高超声速杆-盘-自耦合冲压横向射流概念的减阻防热数值模拟

The drag and heat reduction effect of hypersonic spike-aerodisk-self-coupled stamping lateral jet configuration was numerically simulated. Compared with the simple spike-aerodisk, the spike-aerodisk-self-coupled stamping lateral jet configuration pushed the shear layer away from the wall, enlarged the recirculation zone near the blunt body, and pushed the separating shock away from the spike. The strength of the attachment shock was significantly weakened, and the drag and heat reduction characteristics of the combined configuration were significantly improved. The drag and heat reduction mechanism of the spike-aerodisk-self-coupled stamping lateral jet configuration was studied, and the influences of different parameters on the drag and heat reduction effect were discussed.

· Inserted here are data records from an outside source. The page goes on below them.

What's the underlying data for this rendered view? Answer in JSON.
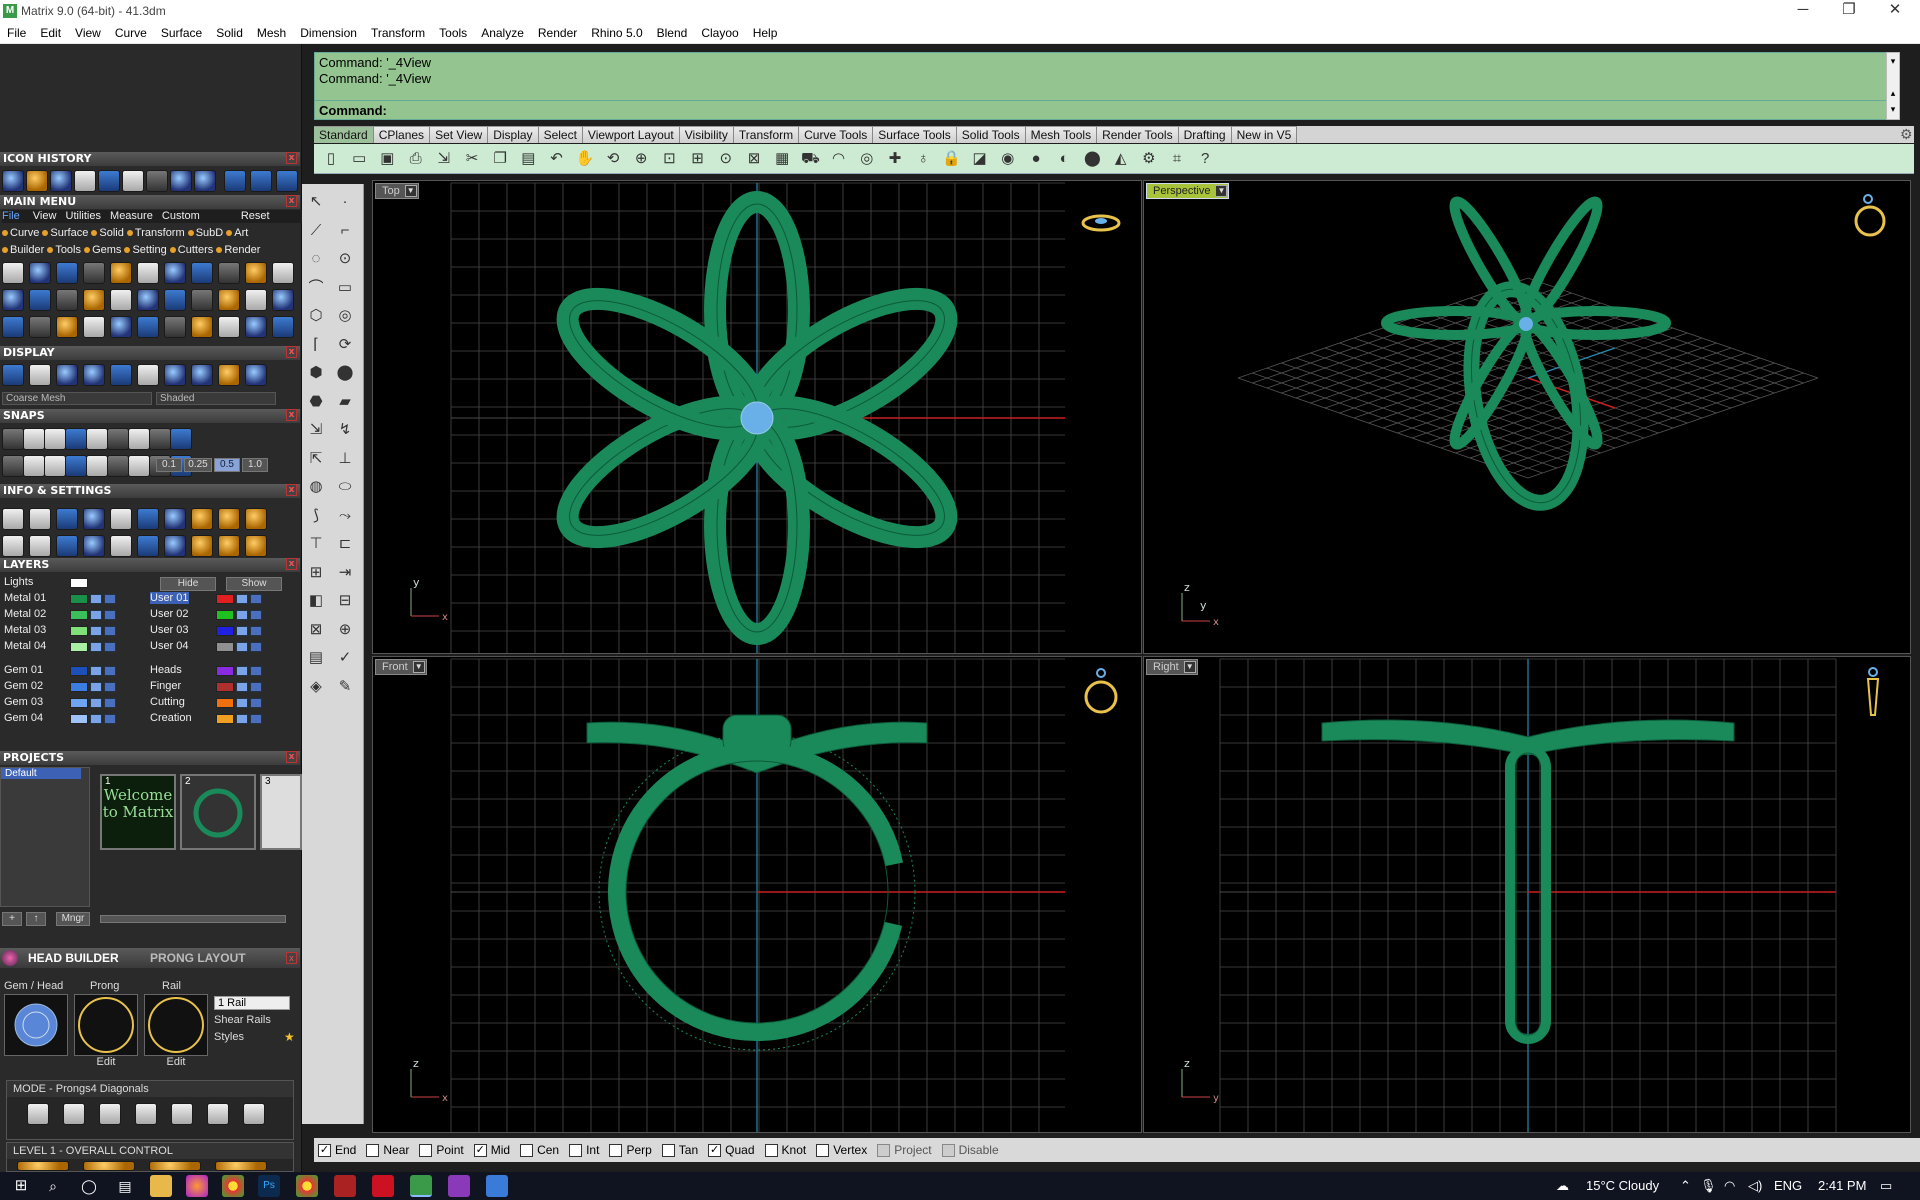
{
  "window": {
    "title": "Matrix 9.0 (64-bit) - 41.3dm",
    "minimize": "─",
    "restore": "❐",
    "close": "✕"
  },
  "menubar": [
    "File",
    "Edit",
    "View",
    "Curve",
    "Surface",
    "Solid",
    "Mesh",
    "Dimension",
    "Transform",
    "Tools",
    "Analyze",
    "Render",
    "Rhino 5.0",
    "Blend",
    "Clayoo",
    "Help"
  ],
  "command": {
    "history": [
      "Command: '_4View",
      "Command: '_4View"
    ],
    "prompt": "Command:"
  },
  "tabs": [
    "Standard",
    "CPlanes",
    "Set View",
    "Display",
    "Select",
    "Viewport Layout",
    "Visibility",
    "Transform",
    "Curve Tools",
    "Surface Tools",
    "Solid Tools",
    "Mesh Tools",
    "Render Tools",
    "Drafting",
    "New in V5"
  ],
  "left": {
    "icon_history": "ICON HISTORY",
    "main_menu": "MAIN MENU",
    "main_menu_tabs": [
      "File",
      "View",
      "Utilities",
      "Measure",
      "Custom"
    ],
    "reset": "Reset",
    "menu_row1": [
      "Curve",
      "Surface",
      "Solid",
      "Transform",
      "SubD",
      "Art"
    ],
    "menu_row2": [
      "Builder",
      "Tools",
      "Gems",
      "Setting",
      "Cutters",
      "Render"
    ],
    "display": "DISPLAY",
    "display_mesh": "Coarse Mesh",
    "display_mode": "Shaded",
    "snaps": "SNAPS",
    "snap_values": [
      "0.1",
      "0.25",
      "0.5",
      "1.0"
    ],
    "info": "INFO & SETTINGS",
    "layers": "LAYERS",
    "lights": "Lights",
    "hide": "Hide",
    "show": "Show",
    "layers_left": [
      {
        "name": "Metal 01",
        "color": "#1a8f4a"
      },
      {
        "name": "Metal 02",
        "color": "#3bbf5a"
      },
      {
        "name": "Metal 03",
        "color": "#7fe07a"
      },
      {
        "name": "Metal 04",
        "color": "#a9f0a4"
      },
      {
        "name": "Gem 01",
        "color": "#1d4fb8"
      },
      {
        "name": "Gem 02",
        "color": "#3b7de0"
      },
      {
        "name": "Gem 03",
        "color": "#6ea4f0"
      },
      {
        "name": "Gem 04",
        "color": "#9fc3f8"
      }
    ],
    "layers_right": [
      {
        "name": "User 01",
        "color": "#e02020"
      },
      {
        "name": "User 02",
        "color": "#20c020"
      },
      {
        "name": "User 03",
        "color": "#2020e0"
      },
      {
        "name": "User 04",
        "color": "#909090"
      },
      {
        "name": "Heads",
        "color": "#8a2be2"
      },
      {
        "name": "Finger",
        "color": "#b03030"
      },
      {
        "name": "Cutting",
        "color": "#f07010"
      },
      {
        "name": "Creation",
        "color": "#f0a020"
      }
    ],
    "projects": "PROJECTS",
    "project_default": "Default",
    "thumb_numbers": [
      "1",
      "2",
      "3"
    ],
    "thumb_welcome": "Welcome to Matrix",
    "mngr": "Mngr",
    "head_builder": "HEAD BUILDER",
    "prong_layout": "PRONG LAYOUT",
    "gem_head": "Gem / Head",
    "prong": "Prong",
    "rail": "Rail",
    "edit": "Edit",
    "rail_count": "1 Rail",
    "shear_rails": "Shear Rails",
    "styles": "Styles",
    "mode": "MODE - Prongs4 Diagonals",
    "level": "LEVEL 1 - OVERALL CONTROL"
  },
  "viewports": {
    "top": "Top",
    "perspective": "Perspective",
    "front": "Front",
    "right": "Right",
    "axis_y": "y",
    "axis_x": "x",
    "axis_z": "z"
  },
  "snaps_bar": [
    {
      "label": "End",
      "checked": true
    },
    {
      "label": "Near",
      "checked": false
    },
    {
      "label": "Point",
      "checked": false
    },
    {
      "label": "Mid",
      "checked": true
    },
    {
      "label": "Cen",
      "checked": false
    },
    {
      "label": "Int",
      "checked": false
    },
    {
      "label": "Perp",
      "checked": false
    },
    {
      "label": "Tan",
      "checked": false
    },
    {
      "label": "Quad",
      "checked": true
    },
    {
      "label": "Knot",
      "checked": false
    },
    {
      "label": "Vertex",
      "checked": false
    },
    {
      "label": "Project",
      "checked": false,
      "disabled": true
    },
    {
      "label": "Disable",
      "checked": false,
      "disabled": true
    }
  ],
  "taskbar": {
    "weather": "15°C  Cloudy",
    "lang": "ENG",
    "time": "2:41 PM"
  },
  "colors": {
    "model": "#1a8a5a",
    "grid": "#4a4a4a",
    "accent": "#94c490"
  }
}
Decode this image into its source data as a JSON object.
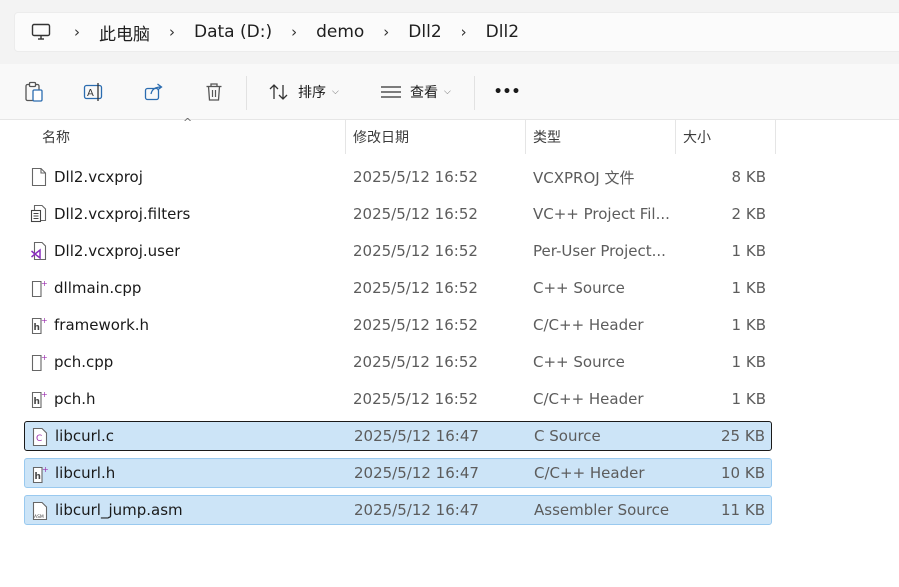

Within the study range, the drag and heat reduction effect was continuously improved when the lateral jet angle increased from 30° to 90°, but when the lateral jet angle increased from 90° to 120°, the drag and heat reduction effect decreased slightly. For lateral multiple jets, the farther the second lateral jet was from the blunt body wall surface, the better the drag and heat reduction performance. The configuration with the best drag and heat reduction effect was compared with the configuration with the same parameter spike-aerodisk, finding that the peak value of Stanton number on blunt body wall was reduced by 39.7%, and the drag coefficient of configuration was reduced by 19.3%.